Personal information
- Full name: Joseph Edward Lynch
- Born: 26 April 1880 Monkstown, Dublin, Ireland
- Died: 25 September 1915 (aged 35) Loos-en-Gohelle, Pas-de-Calais, France
- Batting: Right-handed
- Bowling: Right-arm medium-fast

Career statistics
| Competition | First-class |
| Matches | 1 |
| Runs scored | 12 |
| Batting average | 6.00 |
| 100s/50s | –/– |
| Top score | 11 |
| Balls bowled | 36 |
| Wickets | 0 |
| Bowling average | – |
| 5 wickets in innings | – |
| 10 wickets in match | – |
| Best bowling | – |
| Catches/stumpings | –/– |
- Source: Cricinfo, 2 January 2022

= Joseph Lynch (cricketer) =

Irish cricketer

Captain Joseph Edward Lynch (born 26 April 1880 in Monkstown, Dublin, Ireland; died 25 September 1915 in Loos, France) was an Irish cricketer. A right-handed batsman and right-arm medium-fast bowler, he played twice for the Ireland cricket team in September 1909.

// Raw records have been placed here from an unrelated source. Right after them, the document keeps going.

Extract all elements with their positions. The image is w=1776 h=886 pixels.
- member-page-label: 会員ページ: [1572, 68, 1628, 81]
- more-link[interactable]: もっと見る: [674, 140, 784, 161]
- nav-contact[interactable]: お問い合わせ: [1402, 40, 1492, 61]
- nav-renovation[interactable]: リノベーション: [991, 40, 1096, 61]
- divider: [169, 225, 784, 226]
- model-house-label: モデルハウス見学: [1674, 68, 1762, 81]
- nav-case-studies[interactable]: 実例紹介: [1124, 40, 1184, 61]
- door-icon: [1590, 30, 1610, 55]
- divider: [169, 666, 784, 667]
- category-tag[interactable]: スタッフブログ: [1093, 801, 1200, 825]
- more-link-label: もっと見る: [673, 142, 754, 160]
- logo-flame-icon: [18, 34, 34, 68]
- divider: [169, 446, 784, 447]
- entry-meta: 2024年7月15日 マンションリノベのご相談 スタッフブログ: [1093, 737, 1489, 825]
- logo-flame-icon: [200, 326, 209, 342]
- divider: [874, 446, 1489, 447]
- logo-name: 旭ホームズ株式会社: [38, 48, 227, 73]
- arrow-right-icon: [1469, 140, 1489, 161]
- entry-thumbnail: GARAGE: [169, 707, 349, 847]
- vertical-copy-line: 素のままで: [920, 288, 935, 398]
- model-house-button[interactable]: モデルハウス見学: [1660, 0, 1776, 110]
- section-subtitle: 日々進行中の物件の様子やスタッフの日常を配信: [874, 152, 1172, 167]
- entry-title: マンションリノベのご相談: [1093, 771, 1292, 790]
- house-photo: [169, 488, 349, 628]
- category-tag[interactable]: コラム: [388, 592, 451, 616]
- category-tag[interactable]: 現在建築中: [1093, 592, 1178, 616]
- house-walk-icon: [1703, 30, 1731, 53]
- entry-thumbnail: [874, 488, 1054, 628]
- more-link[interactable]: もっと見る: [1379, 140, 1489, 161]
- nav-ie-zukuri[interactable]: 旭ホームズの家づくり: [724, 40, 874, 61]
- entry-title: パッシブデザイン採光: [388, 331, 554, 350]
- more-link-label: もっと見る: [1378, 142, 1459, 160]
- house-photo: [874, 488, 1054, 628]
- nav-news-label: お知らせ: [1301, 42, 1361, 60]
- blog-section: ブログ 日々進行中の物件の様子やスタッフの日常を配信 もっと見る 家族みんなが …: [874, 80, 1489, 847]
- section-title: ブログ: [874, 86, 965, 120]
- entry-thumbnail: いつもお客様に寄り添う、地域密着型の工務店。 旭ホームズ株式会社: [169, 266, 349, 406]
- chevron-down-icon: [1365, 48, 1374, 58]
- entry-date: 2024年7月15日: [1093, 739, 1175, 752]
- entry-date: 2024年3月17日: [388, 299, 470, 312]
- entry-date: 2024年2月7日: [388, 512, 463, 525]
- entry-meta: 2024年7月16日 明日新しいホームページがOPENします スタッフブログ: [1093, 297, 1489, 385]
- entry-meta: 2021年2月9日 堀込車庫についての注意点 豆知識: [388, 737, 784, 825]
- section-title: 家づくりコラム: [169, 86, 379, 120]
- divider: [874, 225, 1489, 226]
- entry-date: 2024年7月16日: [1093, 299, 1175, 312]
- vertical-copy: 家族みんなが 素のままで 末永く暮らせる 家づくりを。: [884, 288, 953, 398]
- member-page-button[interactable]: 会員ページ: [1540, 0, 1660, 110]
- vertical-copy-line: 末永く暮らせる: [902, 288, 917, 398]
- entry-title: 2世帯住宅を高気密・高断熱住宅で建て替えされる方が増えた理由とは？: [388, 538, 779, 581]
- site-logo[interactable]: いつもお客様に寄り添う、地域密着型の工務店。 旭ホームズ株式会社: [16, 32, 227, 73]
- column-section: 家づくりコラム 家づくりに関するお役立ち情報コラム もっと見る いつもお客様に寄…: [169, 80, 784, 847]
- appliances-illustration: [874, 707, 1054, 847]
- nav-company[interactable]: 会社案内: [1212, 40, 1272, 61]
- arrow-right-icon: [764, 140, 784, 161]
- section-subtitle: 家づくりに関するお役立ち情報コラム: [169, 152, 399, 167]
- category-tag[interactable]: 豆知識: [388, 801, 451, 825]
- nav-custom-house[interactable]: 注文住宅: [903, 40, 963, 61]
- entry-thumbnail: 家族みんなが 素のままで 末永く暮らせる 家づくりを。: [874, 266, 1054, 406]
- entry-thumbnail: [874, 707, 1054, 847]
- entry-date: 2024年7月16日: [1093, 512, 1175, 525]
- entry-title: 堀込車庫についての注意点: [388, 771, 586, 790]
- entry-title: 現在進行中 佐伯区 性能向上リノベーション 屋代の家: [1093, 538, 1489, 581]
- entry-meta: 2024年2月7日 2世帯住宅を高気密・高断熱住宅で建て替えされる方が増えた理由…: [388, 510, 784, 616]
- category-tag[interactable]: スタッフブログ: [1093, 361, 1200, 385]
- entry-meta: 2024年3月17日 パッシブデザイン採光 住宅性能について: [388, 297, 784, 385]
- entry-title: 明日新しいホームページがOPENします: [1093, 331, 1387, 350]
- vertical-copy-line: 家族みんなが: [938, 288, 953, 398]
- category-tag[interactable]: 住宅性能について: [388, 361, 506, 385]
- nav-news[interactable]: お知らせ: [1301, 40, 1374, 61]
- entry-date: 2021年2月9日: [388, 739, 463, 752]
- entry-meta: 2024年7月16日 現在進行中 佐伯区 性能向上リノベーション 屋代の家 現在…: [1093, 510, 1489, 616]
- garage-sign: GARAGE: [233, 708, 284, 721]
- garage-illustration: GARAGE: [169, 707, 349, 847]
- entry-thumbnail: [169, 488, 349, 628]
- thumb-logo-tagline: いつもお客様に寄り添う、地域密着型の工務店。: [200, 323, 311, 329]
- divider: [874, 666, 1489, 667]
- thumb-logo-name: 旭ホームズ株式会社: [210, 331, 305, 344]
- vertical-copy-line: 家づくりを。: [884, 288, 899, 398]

His first match for Ireland was against "All New York" on Staten Island. He did not score a run in the match as Ireland won by an innings. In his second match, also his only first-class match, he played against Philadelphia, and was the tenth victim of Bart King in the Irish first innings. He did not play for Ireland again.

Lynch was a British Army officer who first commissioned into the Royal Irish Fusiliers, and during World War I rose to be a captain in the 10th West Yorkshire Regiment. He was killed during the Battle of Loos on 25 September 1915.